Wenn einer wie Israel Nash Gripka so etwas erlebt, schreibt er Lieder darüber. Dem dritten Album, „Israel Nash’s Rain Plans“, hört man die Weite und Stille des Landes in jedem Moment an. Gripka und seine Band spielen langsamen, gedankenversunkenen und schier unendlich feierlichen Kalifornien-in-den-70er-Jahren-Rock, dem man nun die Vorliebe zu Neil Young und Crosby, Stills & Nash noch deutlicher anhört. Wie die Harmoniegesänge gesetzt sind, wie die Gitarren knarzen, die Akustischen zirpen und die Band nicht selten zu ellenlangen improvisierten Outros anhebt, das ist ergreifend und nicht bloß eine formelhafte Anwendung der musikalischen Kniffe des Laurel Canyon – Gripka ist bei seinen Aufnahmen auf etwas gestoßen, das man nur erträumen und aus dem Augenwinkel sehen kann. Eben jenes Musikgefühl, das Neil Youngs Musik so brillant macht. „Ich wollte die Leere, aber es geht nicht um Depression oder Wut, sondern um Stille und eine Weite, so als würde man das Gesicht Gottes in der Natur sehen, wenn man sich so etwas vorstellen kann. Natürlich hat das Album ein reflexives, spirituelles Moment“, erklärt Gripka, ohne sich auch nur eine Sekunde dafür zu schämen, dass das möglicherweise pathetisch oder esoterisch klingen könnte.

„Israel Nash’s Rain Plans“ entstand in Gripkas Haus, in dem die Band zwei Wochen lang live zusammenspielte und neun Songs auf einer eigens aus New York eingeflogenen Studer-16-Spur-Bandmaschine aufnahm. Der Moment des Entstehens, der rumpelige Sound eines Ad-hoc-Studios, die warme Bandsättigung: Auch das trägt zur Faszination bei, die dieses Album versprüht.

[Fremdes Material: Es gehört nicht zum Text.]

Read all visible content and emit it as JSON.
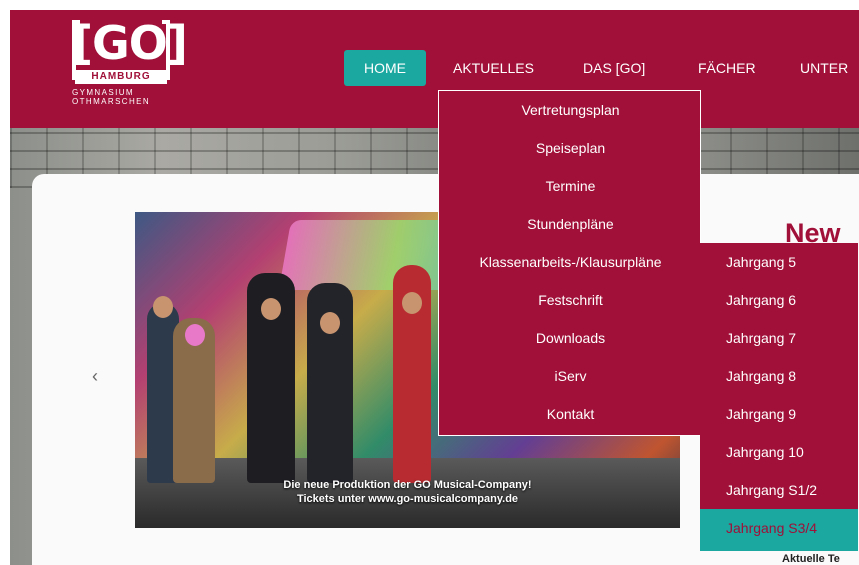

Die Songs – darunter das fantastische „Women At The Well“, das Gripka zart und geisterhaft singt wie Bon Ivers Justin Vernon in seinen besten Momenten, und das mit einer tief seufzenden Pedal Steel vergoldete „Through The Door“ – seien so schnell wie noch nie entstanden und würden einige sehr persönliche Dinge verarbeiten, sagt Gripka. So persönlich, dass er davon absah, die Texte ins Booklet zu schreiben. Bedeckt, ja, geheimnisvoll gibt sich Gripka auch, wenn es um seine neue Heimat geht, zumal er selbst noch nicht genau zu wissen scheint, was sie in ihm bewirkt: „Hier in Texas geschieht etwas mit mir, das tief in meinem Inneren abläuft. Ich fühle mich hier allem näher – meinen Freunden, meiner Familie und vor allem mir selbst.“

Israel Nash Gripka wurde in Missouri geboren und zog 2006 nach New York City, um dort Songs zu schreiben und Platten aufzunehmen. Sein erstes Album, „New York Town“, erschien 2009; es folgten ein weitere Platte und ein Live-Album, die in Deutschland von dem Americana-Label Blue Rose herausgebracht wurden. Das neue Werk, „Israel Nash’s Rain Plans“, belehnt sogar mit der naiven Malerei auf dem Cover die Platten der späten 60er-Jahre und verbindet Quicksilver Messenger Service mit Crosby, Stills, Nash & Young und The Grateful Dead.